O corpo humano responde à microgravidade redistribuindo sangue. Isso significa que o sangue se concentra na cabeça e também em outras partes do corpo, o que precisaria ser compensado durante uma operação. Além disso, há menos sangue percorrendo os sistemas cardíaco e vascular. Por isso, o organismo diminui a sua frequência cardíaca e pressão arterial, por exemplo.
A ciência também sabe que a permanência no espaço pode enfraquecer os ossos e músculos dos astronautas, então os riscos de se contrair infecções aumentam consideravelmente. E assim mais um desafio surge para a cirurgia espacial: o organismo de um astronauta já começa, antes da cirurgia, em desvantagem fisiológica causada pelo espaço.
Futuro: cápsula cirúrgica e robôs
O problema da microgravidade poderia ser contornado a partir da gravidade artificial, mas essa é uma tecnologia de difícil implementação e que ainda é um conceito longe de se tornar realidade. Mas algumas cápsulas médicas especiais para o espaço já foram pesquisadas, sendo que a própria NASA, por exemplo, estudou a criação de uma cápsula cirúrgica que funcionaria como um sistema fechado, além de uma cúpula de plástico transparente, por onde seria possível manusear os equipamentos.
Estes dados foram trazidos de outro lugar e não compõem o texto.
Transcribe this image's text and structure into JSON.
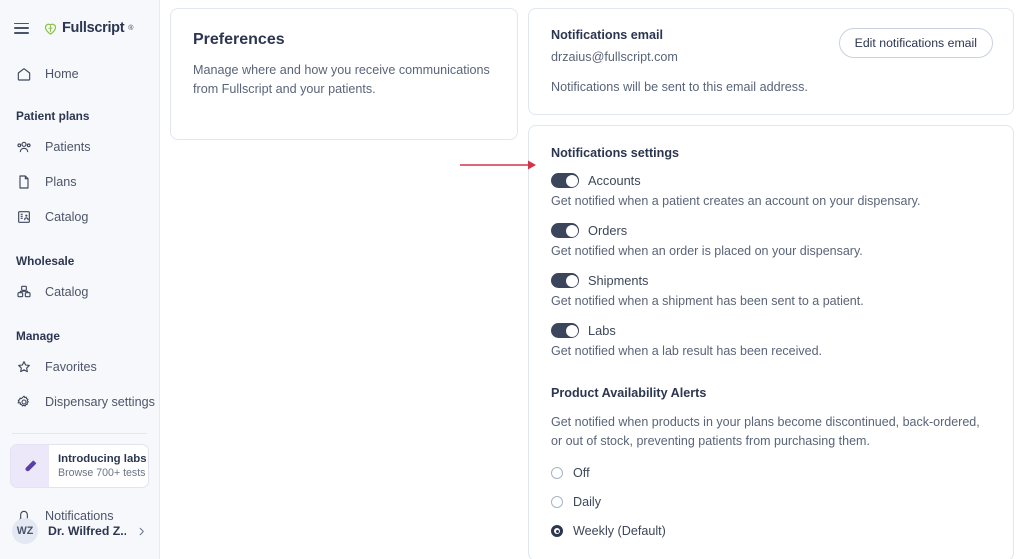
{
  "sidebar": {
    "menu_icon": "hamburger-icon",
    "logo": {
      "mark": "fullscript-heart-icon",
      "text": "Fullscript",
      "tm": "®"
    },
    "home": {
      "label": "Home",
      "icon": "home-icon"
    },
    "sections": [
      {
        "title": "Patient plans",
        "items": [
          {
            "label": "Patients",
            "icon": "people-group-icon"
          },
          {
            "label": "Plans",
            "icon": "document-icon"
          },
          {
            "label": "Catalog",
            "icon": "catalog-person-icon"
          }
        ]
      },
      {
        "title": "Wholesale",
        "items": [
          {
            "label": "Catalog",
            "icon": "boxes-icon"
          }
        ]
      },
      {
        "title": "Manage",
        "items": [
          {
            "label": "Favorites",
            "icon": "star-icon"
          },
          {
            "label": "Dispensary settings",
            "icon": "gear-icon"
          }
        ]
      }
    ],
    "promo": {
      "title": "Introducing labs",
      "subtitle": "Browse 700+ tests",
      "icon": "test-tube-icon"
    },
    "notifications": {
      "label": "Notifications",
      "icon": "bell-icon"
    },
    "user": {
      "initials": "WZ",
      "name": "Dr. Wilfred Z...",
      "chevron": "chevron-right-icon"
    }
  },
  "preferences": {
    "title": "Preferences",
    "description": "Manage where and how you receive communications from Fullscript and your patients."
  },
  "notifications_email": {
    "title": "Notifications email",
    "address": "drzaius@fullscript.com",
    "note": "Notifications will be sent to this email address.",
    "edit_button": "Edit notifications email"
  },
  "notifications_settings": {
    "title": "Notifications settings",
    "toggles": [
      {
        "label": "Accounts",
        "description": "Get notified when a patient creates an account on your dispensary.",
        "state": "on"
      },
      {
        "label": "Orders",
        "description": "Get notified when an order is placed on your dispensary.",
        "state": "on"
      },
      {
        "label": "Shipments",
        "description": "Get notified when a shipment has been sent to a patient.",
        "state": "on"
      },
      {
        "label": "Labs",
        "description": "Get notified when a lab result has been received.",
        "state": "on"
      }
    ]
  },
  "product_availability": {
    "title": "Product Availability Alerts",
    "description": "Get notified when products in your plans become discontinued, back-ordered, or out of stock, preventing patients from purchasing them.",
    "options": [
      {
        "label": "Off",
        "selected": false
      },
      {
        "label": "Daily",
        "selected": false
      },
      {
        "label": "Weekly (Default)",
        "selected": true
      }
    ]
  },
  "annotation": {
    "arrow_color": "#d3344a",
    "points_to": "Notifications settings"
  },
  "colors": {
    "sidebar_bg": "#f7f8fb",
    "text_dark": "#2c3650",
    "text_muted": "#5a6478",
    "border": "#e1e6ef",
    "toggle_on": "#3b455c",
    "promo_accent": "#ece8f9",
    "logo_green": "#8bc34a"
  }
}
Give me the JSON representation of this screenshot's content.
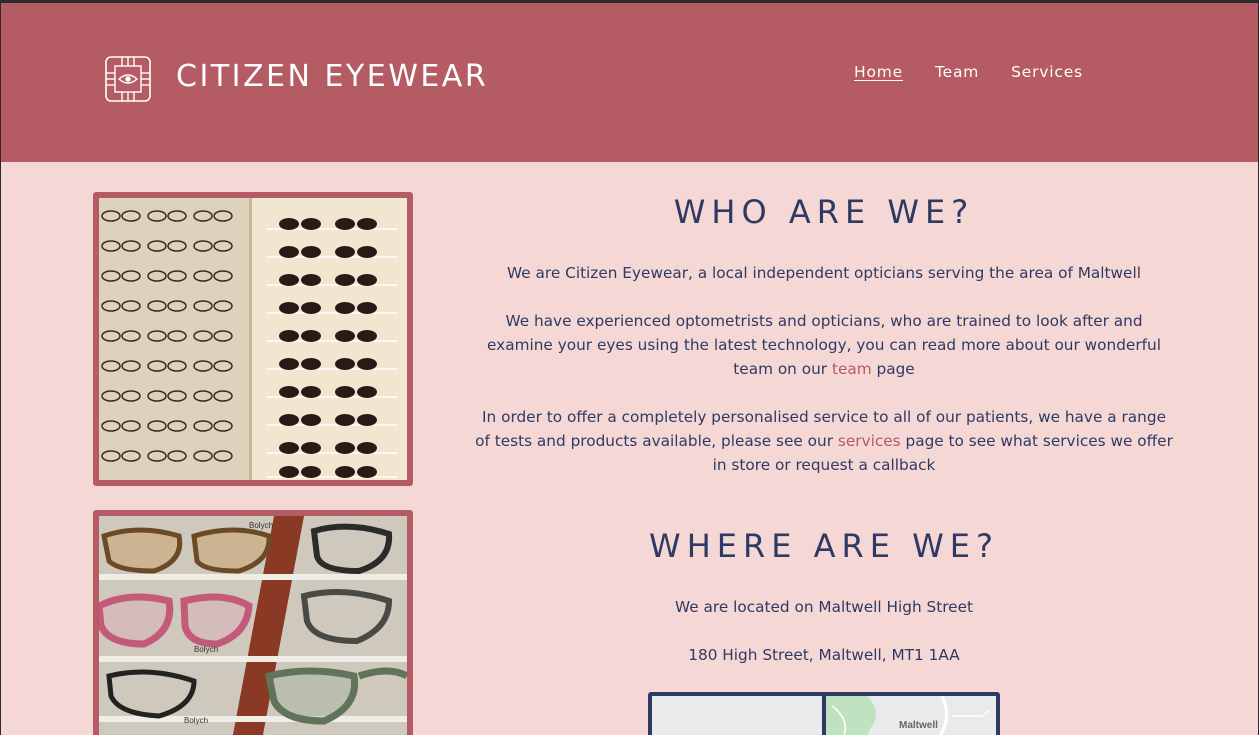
{
  "brand": {
    "name": "CITIZEN EYEWEAR",
    "logo_icon": "eye-compass-icon"
  },
  "nav": {
    "items": [
      {
        "label": "Home",
        "active": true
      },
      {
        "label": "Team",
        "active": false
      },
      {
        "label": "Services",
        "active": false
      }
    ]
  },
  "colors": {
    "header": "#b55b63",
    "page_background": "#f5d8d5",
    "text": "#2e3a63",
    "link": "#b55b63"
  },
  "who": {
    "title": "WHO ARE WE?",
    "p1": "We are Citizen Eyewear, a local independent opticians serving the area of Maltwell",
    "p2_before": "We have experienced optometrists and opticians, who are trained to look after and examine your eyes using the latest technology, you can read more about our wonderful team on our ",
    "p2_link": "team",
    "p2_after": " page",
    "p3_before": "In order to offer a completely personalised service to all of our patients, we have a range of tests and products available, please see our ",
    "p3_link": "services",
    "p3_after": " page to see what services we offer in store or request a callback"
  },
  "where": {
    "title": "WHERE ARE WE?",
    "p1": "We are located on Maltwell High Street",
    "address": "180 High Street, Maltwell, MT1 1AA",
    "map_label": "Maltwell"
  }
}
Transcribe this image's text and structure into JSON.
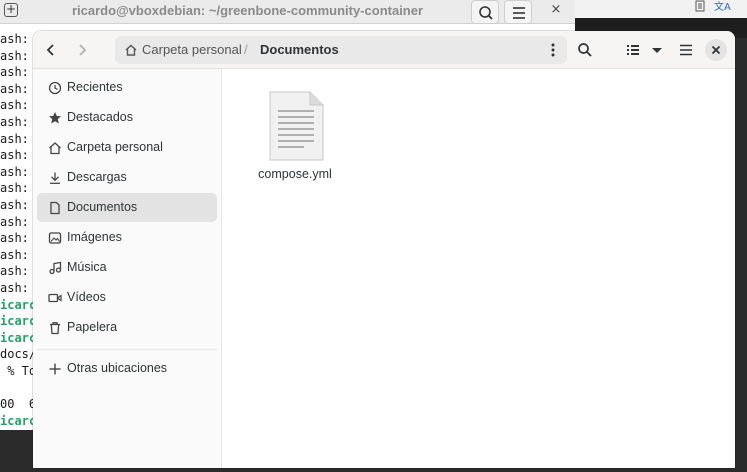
{
  "terminal": {
    "title": "ricardo@vboxdebian: ~/greenbone-community-container",
    "close_glyph": "×",
    "new_tab_glyph": "+",
    "lines": [
      {
        "text": "ash:",
        "green": false
      },
      {
        "text": "ash:",
        "green": false
      },
      {
        "text": "ash:",
        "green": false
      },
      {
        "text": "ash:",
        "green": false
      },
      {
        "text": "ash:",
        "green": false
      },
      {
        "text": "ash:",
        "green": false
      },
      {
        "text": "ash:",
        "green": false
      },
      {
        "text": "ash:",
        "green": false
      },
      {
        "text": "ash:",
        "green": false
      },
      {
        "text": "ash:",
        "green": false
      },
      {
        "text": "ash:",
        "green": false
      },
      {
        "text": "ash:",
        "green": false
      },
      {
        "text": "ash:",
        "green": false
      },
      {
        "text": "ash:",
        "green": false
      },
      {
        "text": "ash:",
        "green": false
      },
      {
        "text": "ash:",
        "green": false
      },
      {
        "text": "icarc",
        "green": true
      },
      {
        "text": "icarc",
        "green": true
      },
      {
        "text": "icarc",
        "green": true
      },
      {
        "text": "docs/",
        "green": false
      },
      {
        "text": " % To",
        "green": false
      },
      {
        "text": "",
        "green": false
      },
      {
        "text": "00  6",
        "green": false
      },
      {
        "text": "icarc",
        "green": true
      }
    ]
  },
  "files": {
    "path": {
      "home_label": "Carpeta personal",
      "separator": "/",
      "current_label": "Documentos"
    },
    "close_glyph": "×",
    "sidebar": {
      "items": [
        {
          "label": "Recientes",
          "icon": "clock-icon"
        },
        {
          "label": "Destacados",
          "icon": "star-icon"
        },
        {
          "label": "Carpeta personal",
          "icon": "home-icon"
        },
        {
          "label": "Descargas",
          "icon": "download-icon"
        },
        {
          "label": "Documentos",
          "icon": "document-icon",
          "selected": true
        },
        {
          "label": "Imágenes",
          "icon": "image-icon"
        },
        {
          "label": "Música",
          "icon": "music-icon"
        },
        {
          "label": "Vídeos",
          "icon": "video-icon"
        },
        {
          "label": "Papelera",
          "icon": "trash-icon"
        }
      ],
      "other_locations_label": "Otras ubicaciones"
    },
    "content": {
      "items": [
        {
          "name": "compose.yml",
          "icon": "text-file-icon"
        }
      ]
    }
  },
  "colors": {
    "terminal_prompt_green": "#26a269",
    "selection_bg": "#e3e3e3"
  }
}
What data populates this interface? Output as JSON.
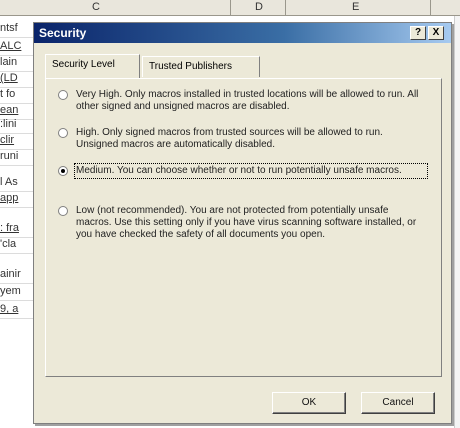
{
  "sheet": {
    "columns": [
      "C",
      "D",
      "E"
    ],
    "row_fragments": [
      {
        "text": "ntsf",
        "link": false
      },
      {
        "text": "ALC",
        "link": true
      },
      {
        "text": "lain",
        "link": false
      },
      {
        "text": "(LD",
        "link": true
      },
      {
        "text": "t fo",
        "link": false
      },
      {
        "text": "ean",
        "link": true
      },
      {
        "text": ":lini",
        "link": false
      },
      {
        "text": "clir",
        "link": true
      },
      {
        "text": "runi",
        "link": false
      },
      {
        "text": "l As",
        "link": false
      },
      {
        "text": "app",
        "link": true
      },
      {
        "text": ": fra",
        "link": true
      },
      {
        "text": "'cla",
        "link": false
      },
      {
        "text": "ainir",
        "link": false
      },
      {
        "text": "yem",
        "link": false
      },
      {
        "text": "9, a",
        "link": true
      }
    ]
  },
  "dialog": {
    "title": "Security",
    "help_label": "?",
    "close_label": "X",
    "tabs": [
      {
        "label": "Security Level",
        "active": true
      },
      {
        "label": "Trusted Publishers",
        "active": false
      }
    ],
    "options": [
      {
        "label": "Very High. Only macros installed in trusted locations will be allowed to run. All other signed and unsigned macros are disabled.",
        "selected": false
      },
      {
        "label": "High. Only signed macros from trusted sources will be allowed to run. Unsigned macros are automatically disabled.",
        "selected": false
      },
      {
        "label": "Medium. You can choose whether or not to run potentially unsafe macros.",
        "selected": true
      },
      {
        "label": "Low (not recommended). You are not protected from potentially unsafe macros. Use this setting only if you have virus scanning software installed, or you have checked the safety of all documents you open.",
        "selected": false
      }
    ],
    "ok_label": "OK",
    "cancel_label": "Cancel"
  }
}
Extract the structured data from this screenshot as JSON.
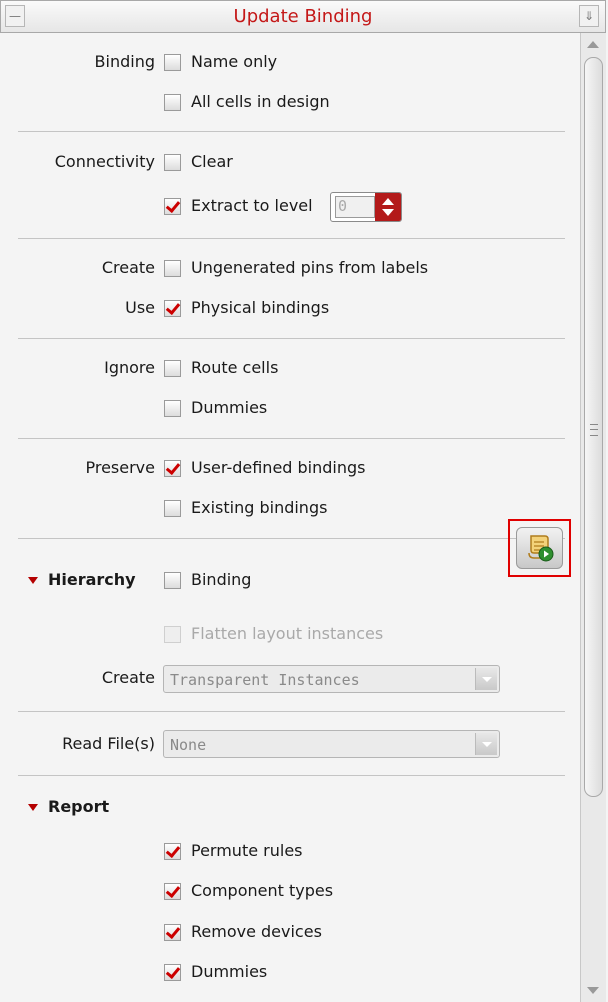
{
  "window": {
    "title": "Update Binding"
  },
  "binding": {
    "label": "Binding",
    "name_only": {
      "label": "Name only",
      "checked": false
    },
    "all_cells": {
      "label": "All cells in design",
      "checked": false
    }
  },
  "connectivity": {
    "label": "Connectivity",
    "clear": {
      "label": "Clear",
      "checked": false
    },
    "extract": {
      "label": "Extract to level",
      "checked": true,
      "level": "0"
    }
  },
  "create": {
    "label": "Create",
    "ungenerated": {
      "label": "Ungenerated pins from labels",
      "checked": false
    }
  },
  "use": {
    "label": "Use",
    "physical": {
      "label": "Physical bindings",
      "checked": true
    }
  },
  "ignore": {
    "label": "Ignore",
    "route_cells": {
      "label": "Route cells",
      "checked": false
    },
    "dummies": {
      "label": "Dummies",
      "checked": false
    }
  },
  "preserve": {
    "label": "Preserve",
    "user_defined": {
      "label": "User-defined bindings",
      "checked": true
    },
    "existing": {
      "label": "Existing bindings",
      "checked": false
    }
  },
  "hierarchy": {
    "label": "Hierarchy",
    "binding": {
      "label": "Binding",
      "checked": false
    },
    "flatten": {
      "label": "Flatten layout instances",
      "checked": false,
      "enabled": false
    },
    "create_label": "Create",
    "create_value": "Transparent Instances",
    "run_icon": "script-run-icon"
  },
  "read_file": {
    "label": "Read File(s)",
    "value": "None"
  },
  "report": {
    "label": "Report",
    "permute": {
      "label": "Permute rules",
      "checked": true
    },
    "component": {
      "label": "Component types",
      "checked": true
    },
    "remove": {
      "label": "Remove devices",
      "checked": true
    },
    "dummies": {
      "label": "Dummies",
      "checked": true
    }
  },
  "colors": {
    "title": "#c41818",
    "check": "#cc0000",
    "accent": "#b31a1a"
  }
}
Em teoria, o equipamento deveria ser algo similar como a cabine de operações do filme de ficção-científica Prometheus, da série Alien.
Outro problema é a capacidade de armazenamento nas espaçonaves, pois seriam necessários diversos equipamentos para a realização de uma cirurgia. "Seria impossível transportar todo o equipamento necessário para tratar, no espaço, todas as condições previstas", imaginam os pesquisadores britânicos. Para isso, a impressão 3D poderia ser uma solução, já que um banco de dados digital espacializado em ferramentas médicas poderia imprimir os equipamentos necessários a cada caso.
Ainda assim, sem a possibilidade de comunicação em tempo real com médicos em Terra para a realização de um cirurgia guiada, e sem cirurgiões entre os astronautas a bordo, uma opção mais futurista e ousada seria o desenvolvimento de robôs-cirurgiões equipados com inteligência artificial, sendo que eles deveriam ser capazes de realizar cirurgias complexas como uma operação cardíaca ou gastrointestinal.